Le cinéma aussi fait appel à ses talents, ses notes d’accordéon accompagnent une centaine de films. L’un des premiers à lui demander d’enregistrer une bande originale fut Jacques Tati, pour Mon oncleTrafic et Playtime. Suivront Claude Sautet avec Vincent, François, Paul et les autres ou encore Bertrand Tavernier pour le Juge et l’assassin.

Mais ce que la postérité retiendra aussi et surtout de Marcel Azzola, c’est qu’il fut l’un des premiers à s’affranchir des frontières entre musiques populaires et musiques dites “savantes”, à aventurer l’accordéon, un instrument de bastringue longtemps considéré avec dédain par les musiciens, vers les partitions de jazz. Car le jazz était son autre passion, découvert après-guerre en fréquentant les clubs de Saint-Germain.

Partageant depuis cette époque, bœufs et improvisations avec les jazzmen, l’accordéoniste donne un nouveau souffle à sa carrière dans les années 1980 en se produisant avec les réputés Stéphane Grappelli, Christian Escoudé, Toots Thielemans, Patrice Caratini, Didier Lockwood ou encore l’accordéoniste de jazz Richard Galliano.

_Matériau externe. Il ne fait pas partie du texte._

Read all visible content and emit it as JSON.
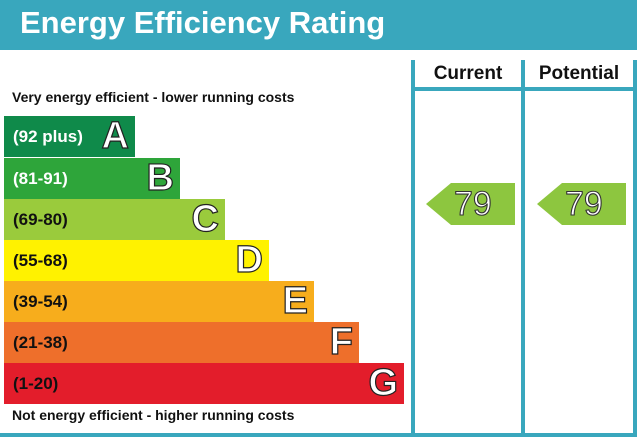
{
  "title": "Energy Efficiency Rating",
  "top_note": "Very energy efficient - lower running costs",
  "bottom_note": "Not energy efficient - higher running costs",
  "columns": {
    "current": "Current",
    "potential": "Potential"
  },
  "ratings": {
    "current": "79",
    "potential": "79",
    "arrow_color": "#8dc63f"
  },
  "bands": [
    {
      "range": "(92 plus)",
      "letter": "A",
      "color": "#0f8a4a",
      "text_color": "#ffffff"
    },
    {
      "range": "(81-91)",
      "letter": "B",
      "color": "#2ea53a",
      "text_color": "#ffffff"
    },
    {
      "range": "(69-80)",
      "letter": "C",
      "color": "#9acb3c",
      "text_color": "#111111"
    },
    {
      "range": "(55-68)",
      "letter": "D",
      "color": "#fff200",
      "text_color": "#111111"
    },
    {
      "range": "(39-54)",
      "letter": "E",
      "color": "#f7ad1c",
      "text_color": "#111111"
    },
    {
      "range": "(21-38)",
      "letter": "F",
      "color": "#ee6f2b",
      "text_color": "#111111"
    },
    {
      "range": "(1-20)",
      "letter": "G",
      "color": "#e31d2b",
      "text_color": "#111111"
    }
  ],
  "chart_data": {
    "type": "bar",
    "categories": [
      "(92 plus)",
      "(81-91)",
      "(69-80)",
      "(55-68)",
      "(39-54)",
      "(21-38)",
      "(1-20)"
    ],
    "letters": [
      "A",
      "B",
      "C",
      "D",
      "E",
      "F",
      "G"
    ],
    "current": 79,
    "potential": 79
  }
}
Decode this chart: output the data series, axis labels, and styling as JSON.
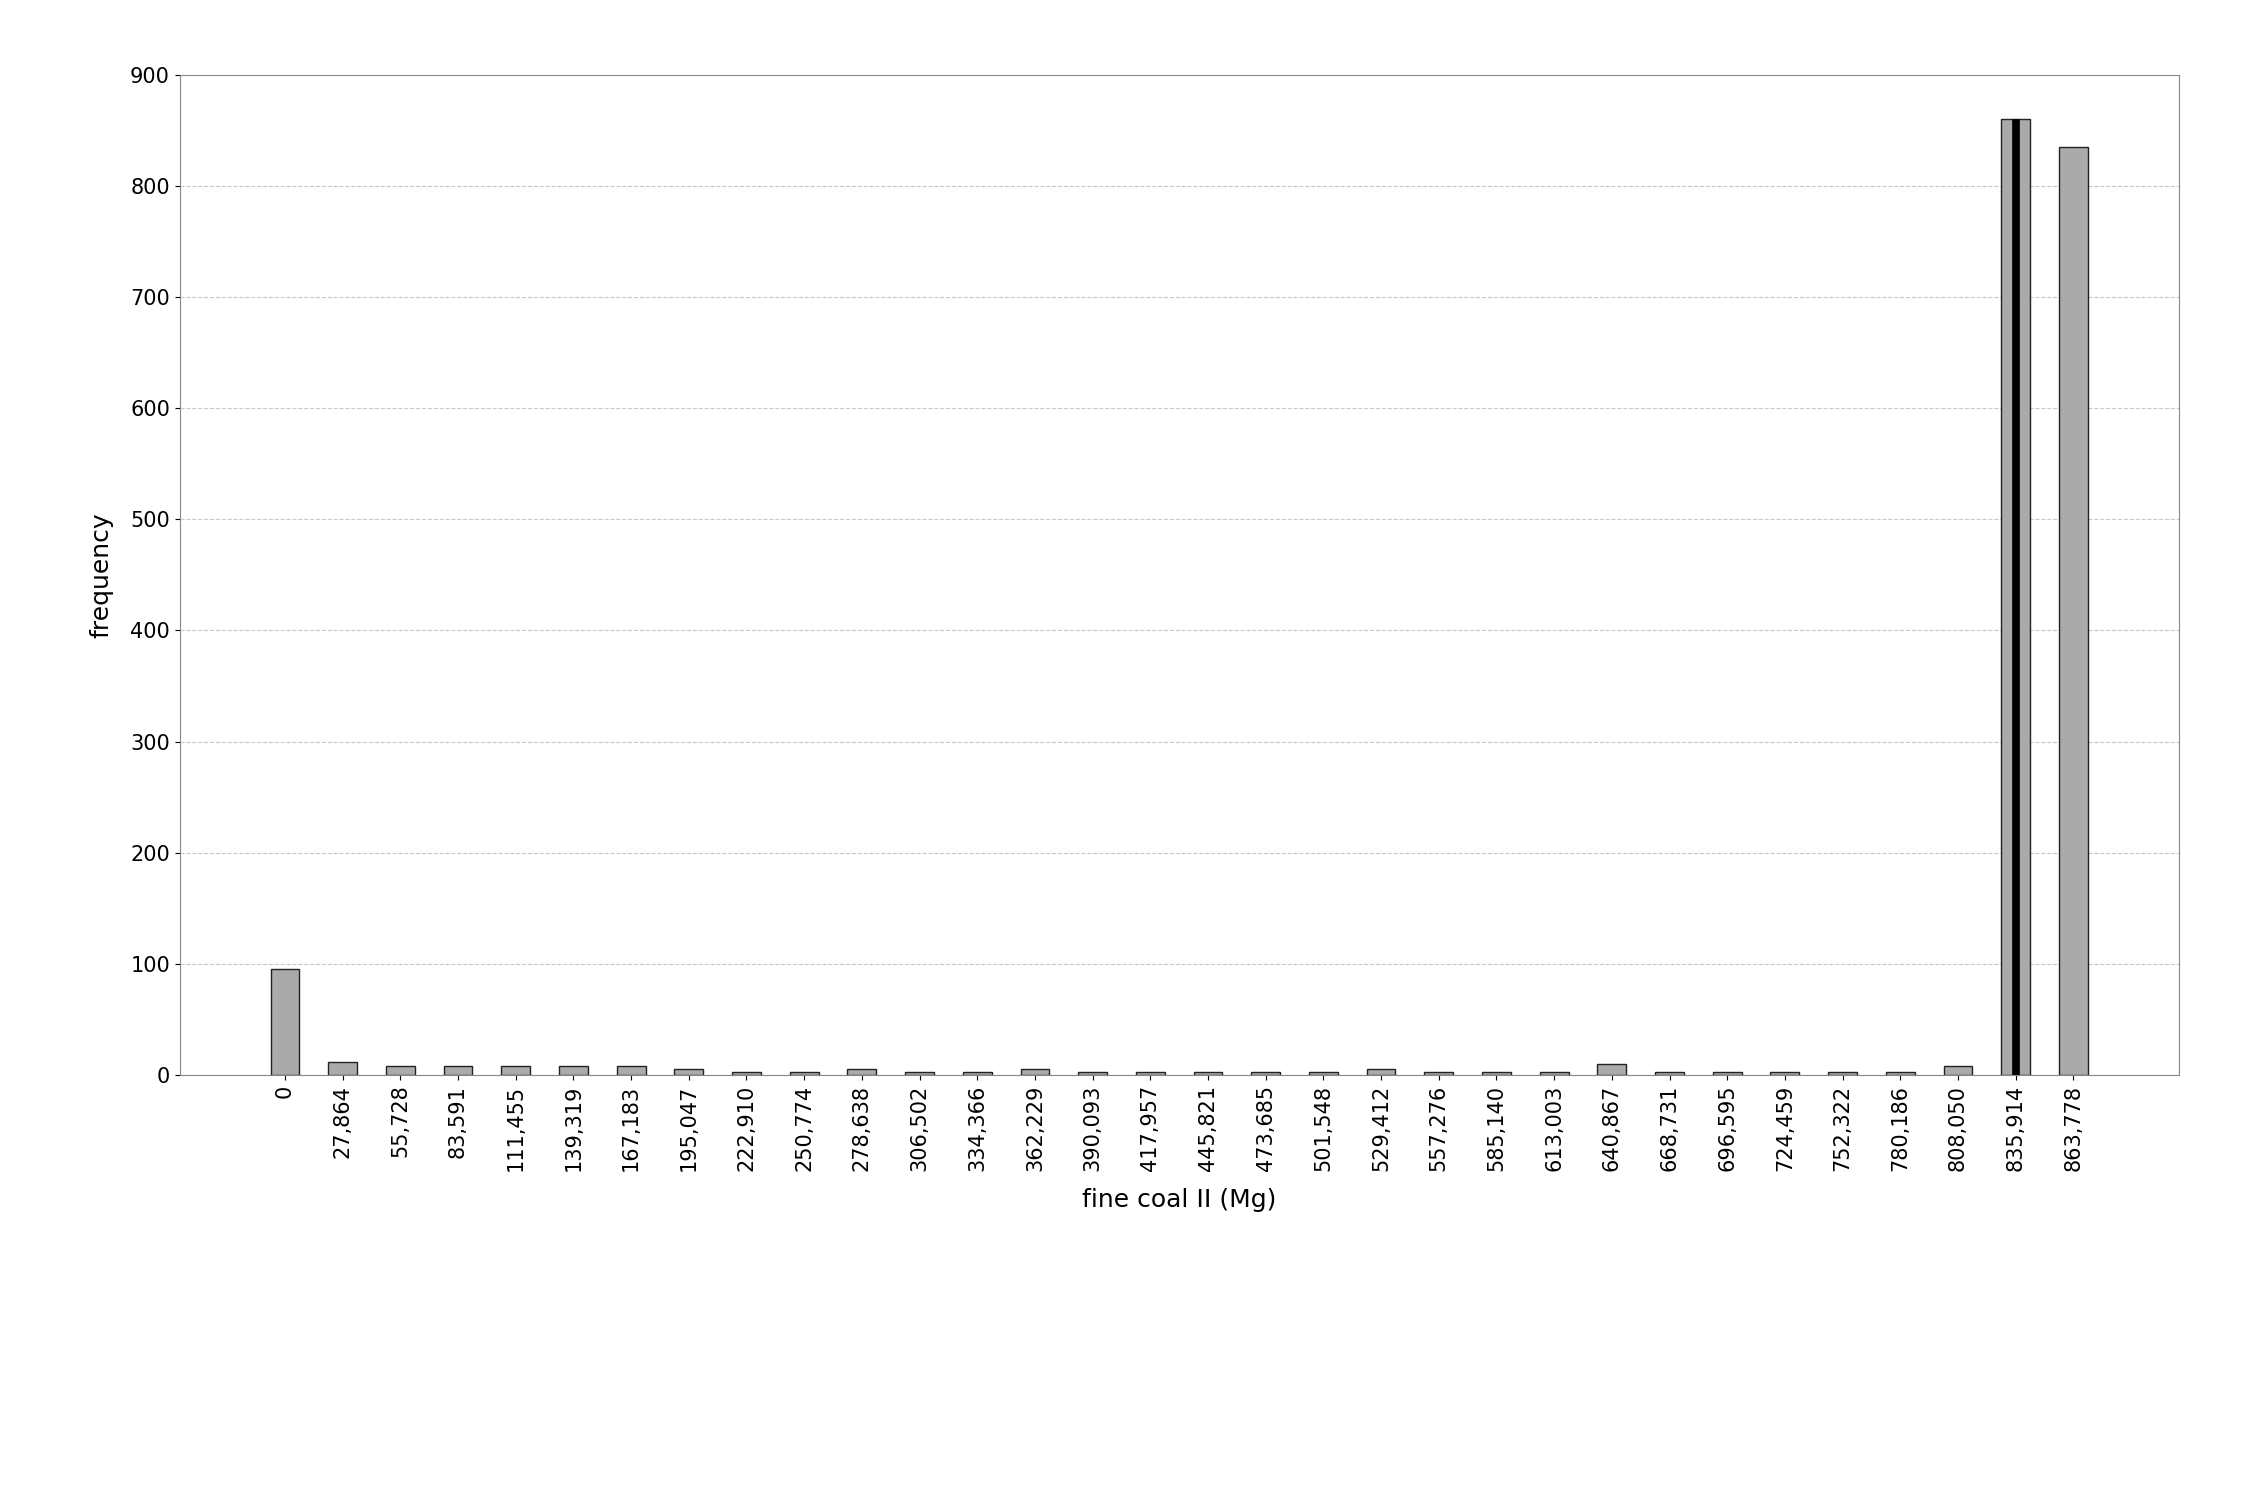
{
  "categories": [
    "0",
    "27,864",
    "55,728",
    "83,591",
    "111,455",
    "139,319",
    "167,183",
    "195,047",
    "222,910",
    "250,774",
    "278,638",
    "306,502",
    "334,366",
    "362,229",
    "390,093",
    "417,957",
    "445,821",
    "473,685",
    "501,548",
    "529,412",
    "557,276",
    "585,140",
    "613,003",
    "640,867",
    "668,731",
    "696,595",
    "724,459",
    "752,322",
    "780,186",
    "808,050",
    "835,914",
    "863,778"
  ],
  "bar1_values": [
    95,
    12,
    8,
    8,
    8,
    8,
    8,
    5,
    3,
    3,
    5,
    3,
    3,
    5,
    3,
    3,
    3,
    3,
    3,
    5,
    3,
    3,
    3,
    10,
    3,
    3,
    3,
    3,
    3,
    8,
    860,
    0
  ],
  "bar2_values": [
    0,
    0,
    0,
    0,
    0,
    0,
    0,
    0,
    0,
    0,
    0,
    0,
    0,
    0,
    0,
    0,
    0,
    0,
    0,
    0,
    0,
    0,
    0,
    0,
    0,
    0,
    0,
    0,
    0,
    0,
    0,
    835
  ],
  "bar1_color": "#aaaaaa",
  "bar1_edge_color": "#222222",
  "bar2_color": "#aaaaaa",
  "bar2_edge_color": "#222222",
  "black_bar_color": "#000000",
  "xlabel": "fine coal II (Mg)",
  "ylabel": "frequency",
  "ylim": [
    0,
    900
  ],
  "yticks": [
    0,
    100,
    200,
    300,
    400,
    500,
    600,
    700,
    800,
    900
  ],
  "background_color": "#ffffff",
  "grid_color": "#c8c8c8",
  "figsize": [
    22.46,
    14.93
  ],
  "dpi": 100,
  "xlabel_fontsize": 18,
  "ylabel_fontsize": 18,
  "tick_fontsize": 15,
  "border_color": "#888888"
}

C’est aussi à cette époque qu’il commence les récitals en compagnie de la pianiste Lina Bossatti, avec qui il interprètera pendant de nombreuses années un large répertoire alliant classicisme et accents jazzy.

Les rencontres et le partage semblent avoir été le fil conducteur de ce musicien passionné, collectionneur invétéré d’accordéons anciens, rares ou emblématiques de l’histoire de cet instrument. Passeur de savoir, Marcel Azzola ne s’est pas contenté de faire danser dans les bals. Il a enseigné son art aux jeunes musiciens pendant 20 ans, à Orsay, et a activement œuvré pour faire entrer l’accordéon au Conservatoire national de musique de Paris, au début des années 2000. De la reconnaissance académique au renouveau, l’accordéon lui doit beaucoup.